Sat 28th February 2026
São Paulo’s Fossilization launched themselves to the top tier of death-doom with their debut He Whose Name Was Long Forgotten, an album that still gets common rotation on my stereo. Despite equally lavish praise on their follow up Leprous Daylight, it never really clicked with me. Their third album, out on the evergreen Everlasting Spew Records, therefore is approached with interest and hope.
Advent of Wounds returns them to the highest of regards I placed them in after their debut. They state a desire to bring in influences from the likes of Anathema, Paradise Lost and early Katatonia into their death metal and there are obvious lines drawn to the likes of Dead Congregation in the approach.
From the beginning they unleash hellish death-doom from another dimension, peeling off decaying riffs magnificently, rumbling along like an earthquake. They’re not afraid to mix up the pace so its not one long dirge – Disentombed and Reassembled by the Ages’s manic, death-grinding splurge leaves you breathless, before breaks into a glorious barraging riff, the slower ending a shimmering monster before returning to that deafening grind mania.
It is in the death-doom stodginess that they excel though and there’s plenty of it. Take the wild storm of rabid guitars on Terrestrial Mold, tempestuously whipped into a frenzy.
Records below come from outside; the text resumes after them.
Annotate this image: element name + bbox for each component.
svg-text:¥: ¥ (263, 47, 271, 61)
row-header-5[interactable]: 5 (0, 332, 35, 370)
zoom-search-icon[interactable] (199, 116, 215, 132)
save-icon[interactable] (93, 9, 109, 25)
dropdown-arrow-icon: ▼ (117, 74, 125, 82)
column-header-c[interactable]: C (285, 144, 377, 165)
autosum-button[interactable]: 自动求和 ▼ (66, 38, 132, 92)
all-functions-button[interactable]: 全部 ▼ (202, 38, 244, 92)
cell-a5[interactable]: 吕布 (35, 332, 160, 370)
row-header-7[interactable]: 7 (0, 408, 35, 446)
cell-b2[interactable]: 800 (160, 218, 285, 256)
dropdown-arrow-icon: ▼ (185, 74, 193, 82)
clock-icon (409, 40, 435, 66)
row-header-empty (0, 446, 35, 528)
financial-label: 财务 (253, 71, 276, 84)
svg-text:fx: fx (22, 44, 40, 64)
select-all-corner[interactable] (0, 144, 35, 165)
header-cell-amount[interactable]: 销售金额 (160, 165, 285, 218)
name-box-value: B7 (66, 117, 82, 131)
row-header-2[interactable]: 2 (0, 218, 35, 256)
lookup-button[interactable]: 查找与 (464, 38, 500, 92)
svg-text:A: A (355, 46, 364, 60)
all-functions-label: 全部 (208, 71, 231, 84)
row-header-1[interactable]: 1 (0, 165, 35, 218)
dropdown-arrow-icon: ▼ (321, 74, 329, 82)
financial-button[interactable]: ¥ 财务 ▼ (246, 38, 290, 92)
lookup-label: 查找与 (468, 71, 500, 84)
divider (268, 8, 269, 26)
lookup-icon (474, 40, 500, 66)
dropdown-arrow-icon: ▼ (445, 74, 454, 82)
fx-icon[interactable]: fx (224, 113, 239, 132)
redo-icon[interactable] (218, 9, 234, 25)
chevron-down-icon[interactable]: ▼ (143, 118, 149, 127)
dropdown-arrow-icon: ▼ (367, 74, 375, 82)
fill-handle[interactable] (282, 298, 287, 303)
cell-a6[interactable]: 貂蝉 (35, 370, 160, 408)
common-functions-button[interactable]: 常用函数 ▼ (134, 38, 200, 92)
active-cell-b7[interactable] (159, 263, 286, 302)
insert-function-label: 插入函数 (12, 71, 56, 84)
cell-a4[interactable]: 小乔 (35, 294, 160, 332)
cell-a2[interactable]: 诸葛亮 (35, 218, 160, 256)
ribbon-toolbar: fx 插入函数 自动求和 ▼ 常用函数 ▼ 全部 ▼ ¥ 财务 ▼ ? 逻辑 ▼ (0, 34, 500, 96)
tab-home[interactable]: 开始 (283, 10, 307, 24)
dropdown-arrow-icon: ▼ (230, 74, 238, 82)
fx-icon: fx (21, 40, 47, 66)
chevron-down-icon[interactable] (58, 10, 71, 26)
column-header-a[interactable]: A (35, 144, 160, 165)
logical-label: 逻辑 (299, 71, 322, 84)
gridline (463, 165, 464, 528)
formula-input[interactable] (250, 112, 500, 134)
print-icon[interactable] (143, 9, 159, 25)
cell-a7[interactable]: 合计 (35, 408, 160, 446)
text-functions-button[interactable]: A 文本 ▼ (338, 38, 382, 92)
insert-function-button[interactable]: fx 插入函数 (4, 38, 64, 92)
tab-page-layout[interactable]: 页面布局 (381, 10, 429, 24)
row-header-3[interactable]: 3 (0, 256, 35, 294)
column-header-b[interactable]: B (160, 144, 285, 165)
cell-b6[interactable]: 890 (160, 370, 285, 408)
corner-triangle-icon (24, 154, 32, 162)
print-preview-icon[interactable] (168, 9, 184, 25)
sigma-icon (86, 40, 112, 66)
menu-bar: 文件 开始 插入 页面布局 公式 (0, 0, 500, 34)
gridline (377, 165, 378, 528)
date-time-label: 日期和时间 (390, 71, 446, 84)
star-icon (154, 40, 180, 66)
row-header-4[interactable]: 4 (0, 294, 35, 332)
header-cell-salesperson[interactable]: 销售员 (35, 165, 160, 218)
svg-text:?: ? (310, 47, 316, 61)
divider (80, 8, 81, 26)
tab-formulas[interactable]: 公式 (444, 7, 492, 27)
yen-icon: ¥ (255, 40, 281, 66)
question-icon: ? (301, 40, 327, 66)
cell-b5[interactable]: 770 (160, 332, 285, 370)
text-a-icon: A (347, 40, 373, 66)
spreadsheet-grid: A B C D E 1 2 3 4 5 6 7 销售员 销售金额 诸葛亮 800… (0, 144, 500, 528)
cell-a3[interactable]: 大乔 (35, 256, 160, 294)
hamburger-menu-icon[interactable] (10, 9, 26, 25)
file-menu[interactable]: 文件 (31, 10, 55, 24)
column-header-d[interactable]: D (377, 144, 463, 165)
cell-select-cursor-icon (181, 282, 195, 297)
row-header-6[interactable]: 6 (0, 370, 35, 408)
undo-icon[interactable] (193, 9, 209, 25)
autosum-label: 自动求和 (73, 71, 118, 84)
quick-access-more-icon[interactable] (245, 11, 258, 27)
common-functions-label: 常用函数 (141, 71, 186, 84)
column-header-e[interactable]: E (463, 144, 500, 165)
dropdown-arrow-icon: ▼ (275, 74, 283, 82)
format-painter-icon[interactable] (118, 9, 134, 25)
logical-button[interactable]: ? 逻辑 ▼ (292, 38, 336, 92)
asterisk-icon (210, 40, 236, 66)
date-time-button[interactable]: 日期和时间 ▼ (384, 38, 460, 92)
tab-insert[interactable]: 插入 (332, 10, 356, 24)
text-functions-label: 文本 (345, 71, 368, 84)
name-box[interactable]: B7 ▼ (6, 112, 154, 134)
Or the stop-start discordance of Scalded by His Sacred Halo and its mechanical churn that somehow still sounds completely organic in a putrid gloopy way, evolving into a wonderfully alive beast, it is death-doom grime given life.
Fossilization reclaim their crown, if they ever lost it, a band who understand the swampy, stodgy nature of the sound and create this monstrous sound in their churn.